Passé successivement de 93 prétendants à 20 heureux élus, puis à 19 (quand Rose Wardini a retiré sa candidature), le nombre de candidats briguant les suffrages est le plus important jamais recensé depuis l’instauration du multipartisme au Sénégal. Mais cette profusion trompeuse dissimule une réalité incontournable : les premières estimations attendues au soir du 24 mars risquent fort de doucher – à l’eau glacée – les espoirs et ambitions de nombre d’entre eux.

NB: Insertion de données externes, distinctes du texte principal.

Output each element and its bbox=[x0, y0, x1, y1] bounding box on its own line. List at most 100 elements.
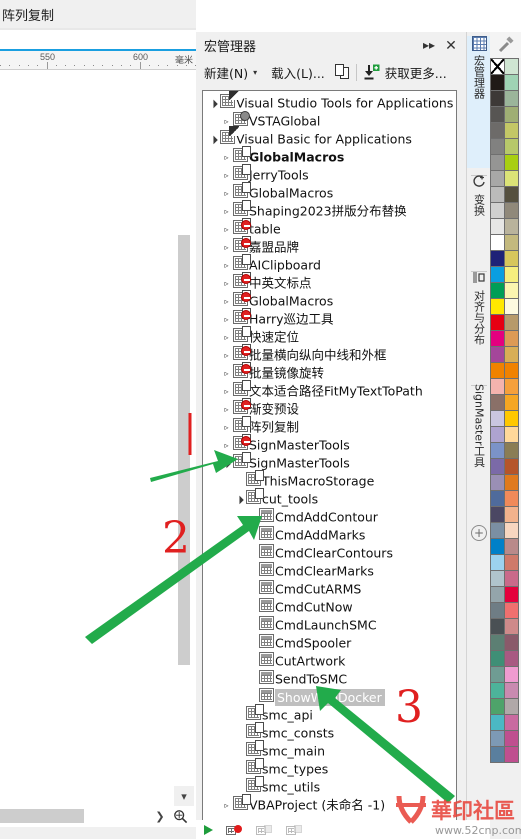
swatch[interactable] bbox=[489, 745, 505, 763]
copy-icon[interactable] bbox=[334, 64, 350, 80]
expander-collapsed-icon[interactable]: ▹ bbox=[220, 239, 233, 257]
tree-item[interactable]: ▹ Shaping2023拼版分布替换 bbox=[203, 200, 456, 220]
swatch[interactable] bbox=[503, 729, 519, 747]
swatch[interactable] bbox=[503, 745, 519, 763]
swatch[interactable] bbox=[489, 105, 505, 123]
swatch[interactable] bbox=[503, 361, 519, 379]
add-docker-button[interactable]: + bbox=[467, 522, 491, 544]
tree-item[interactable]: CmdLaunchSMC bbox=[203, 616, 456, 634]
expander-collapsed-icon[interactable]: ▹ bbox=[220, 275, 233, 293]
expander-collapsed-icon[interactable]: ▹ bbox=[220, 347, 233, 365]
macro-tree[interactable]: ◢ Visual Studio Tools for Applications ▹ VS… bbox=[202, 90, 457, 835]
swatch[interactable] bbox=[503, 521, 519, 539]
tree-item[interactable]: ▹ 批量横向纵向中线和外框 bbox=[203, 344, 456, 365]
swatch[interactable] bbox=[489, 153, 505, 171]
swatch[interactable] bbox=[503, 313, 519, 331]
tree-item[interactable]: ▹ Harry巡边工具 bbox=[203, 308, 456, 329]
swatch[interactable] bbox=[503, 569, 519, 587]
tree-item[interactable]: ▹ AIClipboard bbox=[203, 254, 456, 274]
tree-item[interactable]: ▹ 渐变预设 bbox=[203, 398, 456, 418]
tree-item[interactable]: ▹ VSTAGlobal bbox=[203, 111, 456, 130]
canvas-vertical-scrollbar[interactable] bbox=[175, 70, 193, 770]
swatch[interactable] bbox=[489, 201, 505, 219]
swatch[interactable] bbox=[489, 217, 505, 235]
horizontal-scroll-thumb[interactable] bbox=[0, 809, 84, 823]
new-macro-button[interactable]: 新建(N) ▾ bbox=[201, 60, 260, 84]
expander-collapsed-icon[interactable]: ▹ bbox=[220, 311, 233, 329]
swatch[interactable] bbox=[489, 361, 505, 379]
tree-item[interactable]: CmdAddMarks bbox=[203, 526, 456, 544]
docker-tab-0[interactable]: 宏管理器 bbox=[467, 36, 491, 168]
swatch[interactable] bbox=[489, 185, 505, 203]
swatch[interactable] bbox=[503, 233, 519, 251]
expander-collapsed-icon[interactable]: ▹ bbox=[220, 167, 233, 185]
record-macro-icon[interactable] bbox=[226, 824, 242, 836]
tree-item[interactable]: CutArtwork bbox=[203, 652, 456, 670]
swatch[interactable] bbox=[489, 473, 505, 491]
swatch[interactable] bbox=[503, 185, 519, 203]
document-tab-label[interactable]: 阵列复制 bbox=[2, 5, 54, 24]
stop-macro-icon[interactable] bbox=[256, 824, 272, 836]
swatch[interactable] bbox=[489, 169, 505, 187]
tree-item[interactable]: CmdCutARMS bbox=[203, 580, 456, 598]
tree-item[interactable]: smc_consts bbox=[203, 722, 456, 742]
tree-item[interactable]: ▹ 批量镜像旋转 bbox=[203, 362, 456, 383]
tree-item[interactable]: ▹ 文本适合路径FitMyTextToPath bbox=[203, 380, 456, 401]
tree-item[interactable]: ThisMacroStorage bbox=[203, 470, 456, 490]
swatch[interactable] bbox=[503, 633, 519, 651]
docker-tab-3[interactable]: SignMaster工具 bbox=[467, 384, 491, 504]
close-icon[interactable]: ✕ bbox=[440, 34, 462, 56]
swatch[interactable] bbox=[489, 441, 505, 459]
swatch[interactable] bbox=[489, 585, 505, 603]
swatch[interactable] bbox=[503, 201, 519, 219]
swatch[interactable] bbox=[489, 633, 505, 651]
swatch-no-color[interactable] bbox=[489, 57, 505, 75]
tree-item[interactable]: ▹ JerryTools bbox=[203, 164, 456, 185]
swatch[interactable] bbox=[503, 697, 519, 715]
tree-item[interactable]: CmdCutNow bbox=[203, 598, 456, 616]
tree-item[interactable]: SendToSMC bbox=[203, 670, 456, 688]
swatch[interactable] bbox=[489, 121, 505, 139]
tree-item[interactable]: ▹ GlobalMacros bbox=[203, 290, 456, 310]
play-icon[interactable] bbox=[204, 825, 213, 835]
swatch[interactable] bbox=[503, 585, 519, 603]
scroll-right-button[interactable]: ❯ bbox=[152, 808, 168, 824]
swatch[interactable] bbox=[489, 521, 505, 539]
tree-item[interactable]: smc_types bbox=[203, 758, 456, 778]
palette-swatches[interactable] bbox=[489, 57, 521, 763]
swatch[interactable] bbox=[503, 649, 519, 667]
expander-collapsed-icon[interactable]: ▹ bbox=[220, 797, 233, 815]
swatch[interactable] bbox=[503, 665, 519, 683]
swatch[interactable] bbox=[489, 729, 505, 747]
tree-item[interactable]: CmdAddContour bbox=[203, 508, 456, 526]
chevron-down-icon[interactable]: ▾ bbox=[253, 68, 257, 77]
vertical-scroll-thumb[interactable] bbox=[178, 235, 190, 665]
swatch[interactable] bbox=[489, 457, 505, 475]
tree-item[interactable]: ShowWebDocker bbox=[203, 688, 456, 706]
swatch[interactable] bbox=[503, 89, 519, 107]
swatch[interactable] bbox=[489, 329, 505, 347]
expander-collapsed-icon[interactable]: ▹ bbox=[220, 185, 233, 203]
docker-tab-1[interactable]: 变换 bbox=[467, 174, 491, 264]
swatch[interactable] bbox=[503, 537, 519, 555]
chevrons-right-icon[interactable]: ▸▸ bbox=[418, 34, 440, 56]
swatch[interactable] bbox=[503, 713, 519, 731]
swatch[interactable] bbox=[503, 169, 519, 187]
swatch[interactable] bbox=[489, 601, 505, 619]
tree-item[interactable]: ◢ Visual Studio Tools for Applications bbox=[203, 91, 456, 112]
swatch[interactable] bbox=[489, 377, 505, 395]
drawing-canvas[interactable] bbox=[0, 70, 196, 839]
swatch[interactable] bbox=[503, 601, 519, 619]
expander-collapsed-icon[interactable]: ▹ bbox=[220, 383, 233, 401]
expander-collapsed-icon[interactable]: ▹ bbox=[220, 329, 233, 347]
tree-item[interactable]: ▹ SignMasterTools bbox=[203, 434, 456, 455]
swatch[interactable] bbox=[503, 297, 519, 315]
expander-collapsed-icon[interactable]: ▹ bbox=[220, 365, 233, 383]
swatch[interactable] bbox=[489, 73, 505, 91]
tree-item[interactable]: ◢ SignMasterTools bbox=[203, 452, 456, 472]
eyedropper-icon[interactable] bbox=[490, 32, 521, 58]
swatch[interactable] bbox=[503, 393, 519, 411]
swatch[interactable] bbox=[503, 377, 519, 395]
tree-item[interactable]: ▹ GlobalMacros bbox=[203, 182, 456, 203]
expander-collapsed-icon[interactable]: ▹ bbox=[220, 437, 233, 455]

Abdou Diouf et Abdoulaye Wade, un duel très binaire
Il faut remonter près d’un quart de siècle en arrière pour retrouver, sur la scène politique sénégalaise, un duel aussi binaire que celui qui tient actuellement en haleine tout le pays et au-delà – nombre de partenaires du Sénégal étant, eux aussi, suspendus au bras de fer en cours. À l’époque, un affrontement rituel opposait le Parti socialiste (PS, au pouvoir) au Parti démocratique sénégalais (PDS, opposition), le premier incarné par le président Abdou Diouf et le second par « Maître » Abdoulaye Wade, l’opposant déterminé qui allait offrir au Sénégal, en 2000, sa première alternance. Ce duel rythma pendant 20 ans les soirées électorales.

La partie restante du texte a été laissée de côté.